Appendix D — The Sugartastic Regression Mind Map
Fun fact!
Sugartastic! So sweet, it could power a carnival’s worth of cotton candy machines.
The regression mind map is a key component of the philosophy behind this book, besides the data science workflow from Section 1.2 and the ML-Stats dictionary found in Appendix A. Figure D.1 shows this regression mind map split in two zones by colour: discrete and continuous. This regression mind map is handy when executing the data modelling stage from the data science workflow, as explained in Section 1.2.4. Recall the first step in this stage is to choose a suitable regression model, and we made this decision in the function of the type of outcome \(Y\) we are dealing with. That said, the distributional mind map from Figure C.1 complements the regression mind map when identifying the correct type of outcome \(Y\).

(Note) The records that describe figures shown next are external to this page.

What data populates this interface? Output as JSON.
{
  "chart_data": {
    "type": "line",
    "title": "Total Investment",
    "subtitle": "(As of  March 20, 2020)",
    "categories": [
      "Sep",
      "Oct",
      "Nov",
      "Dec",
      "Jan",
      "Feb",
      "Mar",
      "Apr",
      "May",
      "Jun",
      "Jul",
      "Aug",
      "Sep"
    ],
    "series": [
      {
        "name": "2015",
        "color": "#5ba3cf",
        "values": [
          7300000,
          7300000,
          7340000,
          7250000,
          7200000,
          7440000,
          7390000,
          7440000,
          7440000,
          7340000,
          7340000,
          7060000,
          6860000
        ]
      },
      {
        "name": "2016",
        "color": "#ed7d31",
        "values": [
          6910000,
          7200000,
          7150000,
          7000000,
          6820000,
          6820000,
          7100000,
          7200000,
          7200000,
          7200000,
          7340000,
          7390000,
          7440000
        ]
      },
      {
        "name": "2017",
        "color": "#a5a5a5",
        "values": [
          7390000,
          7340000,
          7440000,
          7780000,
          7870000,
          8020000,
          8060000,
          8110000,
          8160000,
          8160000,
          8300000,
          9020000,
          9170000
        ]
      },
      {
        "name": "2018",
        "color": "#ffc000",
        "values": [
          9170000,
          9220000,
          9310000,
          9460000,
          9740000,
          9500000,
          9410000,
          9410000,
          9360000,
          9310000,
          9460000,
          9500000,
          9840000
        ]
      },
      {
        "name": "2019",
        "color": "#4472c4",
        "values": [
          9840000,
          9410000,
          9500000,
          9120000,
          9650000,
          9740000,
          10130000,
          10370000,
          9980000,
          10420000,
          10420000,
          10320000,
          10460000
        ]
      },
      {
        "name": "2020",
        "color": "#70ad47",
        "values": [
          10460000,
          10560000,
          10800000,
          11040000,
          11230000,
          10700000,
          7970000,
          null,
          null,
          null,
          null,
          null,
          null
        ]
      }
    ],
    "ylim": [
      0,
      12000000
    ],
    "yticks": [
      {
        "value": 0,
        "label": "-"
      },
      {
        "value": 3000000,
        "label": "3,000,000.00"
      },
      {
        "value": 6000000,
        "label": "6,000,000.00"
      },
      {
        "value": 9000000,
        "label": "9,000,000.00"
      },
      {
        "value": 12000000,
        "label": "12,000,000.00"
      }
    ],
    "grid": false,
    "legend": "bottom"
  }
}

Suppose we start reading this regression map clockwise in the continuous zone. In that case, note this zone starts the cloud corresponding to Chapter 3 on the classical regression model called Ordinary Least-squares (OLS). Moreover, we can see that OLS is meant for an unbounded outcome \(Y\) (i.e., \(-\infty < Y < \infty\)). Then, we can proceed to the distributional assumption on \(Y\) in OLS, which would be Normal. Following up with the cloud corresponding to Chapter 4 on Gamma regression, we can see this model is meant for a nonnegative outcome \(Y\) (i.e., \(0 \leq Y < \infty\)) where we assume a Gamma distribution for \(Y\). This way of reading the continuous zone in the mind map will persist until the survival analysis models: Chapter 6 and Chapter 7.

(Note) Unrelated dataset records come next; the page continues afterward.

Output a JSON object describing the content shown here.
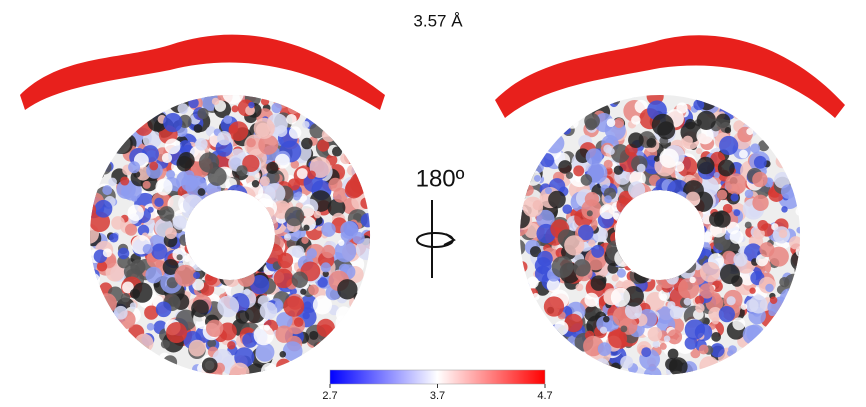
{
  "resolution_label": "3.57 Å",
  "rotation_label": "180º",
  "colorbar": {
    "colors": [
      "#0000ff",
      "#ffffff",
      "#ff0000"
    ],
    "ticks": [
      2.7,
      3.7,
      4.7
    ]
  }
}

Then, we can proceed to the discrete zone with the cloud corresponding to Chapter 8 on the generalized linear model (GLM) called Binary Logistic regression which aims to model a binary outcome \(Y\) (i.e., it can only take on the values \(0\) and \(1\)). Note that the Binary Logistic regression model is meant for ungrouped data where each row in the training dataset contains unique feature values. Hence, in this modelling case, we assume the outcome \(Y\) as a Bernoulli trial where \(1\) indicates a success and \(0\) indicates a failure. Then, suppose we take another clockwise case such as Chapter 10 on the GLM Classical Poisson regression, this model is suitable for count-type outcomes where equidispersion is present (i.e., the mean of the counts is equal to its corresponding variance). Finally, this model assumes that the outcome is Poisson-distributed. This way of reading the discrete zone in the mind map will persist until Chapter 15 on Ordinal Logistic Regression.